Слово «вещество» в данном случае, наверное, более уместно, чем «тело» или «телесность». Тело человека состоит из вещества: в этом субстанциальном, а вовсе не эротическом интересе состоит важное отличие «онтологической», или «иноформной» поэтики от постмодернистских интеллектуальных стратегий, где если уж заходит речь о теле, то непременно о теле в его половом измерении. Меня же не занимают сексуальные перверсии, извращения, подавленные комплексы, эротические агрессии, садомазохистские тенденции, т. е. все, что сегодня подразумевается под «телесностью» и без чего невозможно себе представить соответствующих работ Батая, Фуко или Делеза. Не случайно онтологический анализ русской литературы я (в свое время) начал с Гоголя – писателя выраженно внеэротического, но при этом пронзительно телесного – телесного в субстанциальном, витальном смысле этого слова. Внеположен эротике и Достоевский: его герои любят идеально, платонически, что же касается плоти как таковой, то она занимает Достоевского лишь в той мере, в какой способна соответствовать чаемому идеалу будущего «восстановленного» человека, с эротикой никак не совместимому.

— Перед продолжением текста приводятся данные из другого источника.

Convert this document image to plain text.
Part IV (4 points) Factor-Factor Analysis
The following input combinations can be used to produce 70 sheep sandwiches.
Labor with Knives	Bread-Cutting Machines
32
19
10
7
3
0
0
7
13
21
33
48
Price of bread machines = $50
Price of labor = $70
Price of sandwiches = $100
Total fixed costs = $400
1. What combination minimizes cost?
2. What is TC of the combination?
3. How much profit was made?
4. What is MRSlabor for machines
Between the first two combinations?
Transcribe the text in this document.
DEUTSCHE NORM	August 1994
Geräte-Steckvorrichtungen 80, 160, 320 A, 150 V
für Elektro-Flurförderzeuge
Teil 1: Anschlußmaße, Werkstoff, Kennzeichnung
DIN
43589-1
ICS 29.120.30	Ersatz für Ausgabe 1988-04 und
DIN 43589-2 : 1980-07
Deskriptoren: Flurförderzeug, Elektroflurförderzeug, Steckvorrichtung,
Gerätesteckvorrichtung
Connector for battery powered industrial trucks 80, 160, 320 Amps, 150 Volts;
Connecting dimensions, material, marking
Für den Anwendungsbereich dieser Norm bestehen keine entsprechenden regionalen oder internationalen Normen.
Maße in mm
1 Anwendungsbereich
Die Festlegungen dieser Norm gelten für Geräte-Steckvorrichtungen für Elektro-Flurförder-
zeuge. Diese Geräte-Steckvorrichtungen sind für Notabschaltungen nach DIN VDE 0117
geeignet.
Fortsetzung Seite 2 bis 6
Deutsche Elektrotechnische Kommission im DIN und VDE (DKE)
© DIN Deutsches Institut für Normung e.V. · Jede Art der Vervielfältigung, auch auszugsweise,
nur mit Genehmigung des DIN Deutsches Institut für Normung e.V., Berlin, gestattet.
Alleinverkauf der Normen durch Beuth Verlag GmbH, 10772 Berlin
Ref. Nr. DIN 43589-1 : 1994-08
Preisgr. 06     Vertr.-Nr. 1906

Теперь о «символах Достоевского». Символ, разумеется, общее достояние, общая собственность. Однако иногда символ или набор символов настолько удачно проявляет себя в придуманном автором мире, что культура закрепляет его именно за этим миром. У Достоевского часто встречается тема двойничества, его герои нередко проливают свою или чужую кровь, но из этого еще не следует, что «двойничество» или «кровь» это специальные символы Достоевского. Другое дело такой символически отмеченный предмет, как топор. Хотя топор можно встретить и у других авторов, очевидно, что после написания «Преступления и наказания» он скорее всего укажет нам в сторону мира Достоевского. Топор – эмблема Достоевского, его ключевое слово, суперзнак. Для сравнения, если задаться вопросом, символами каких произведений могут служить, например, «мельница» или «череп», то на ум скорее всего придут «Дон Кихот» и «Гамлет».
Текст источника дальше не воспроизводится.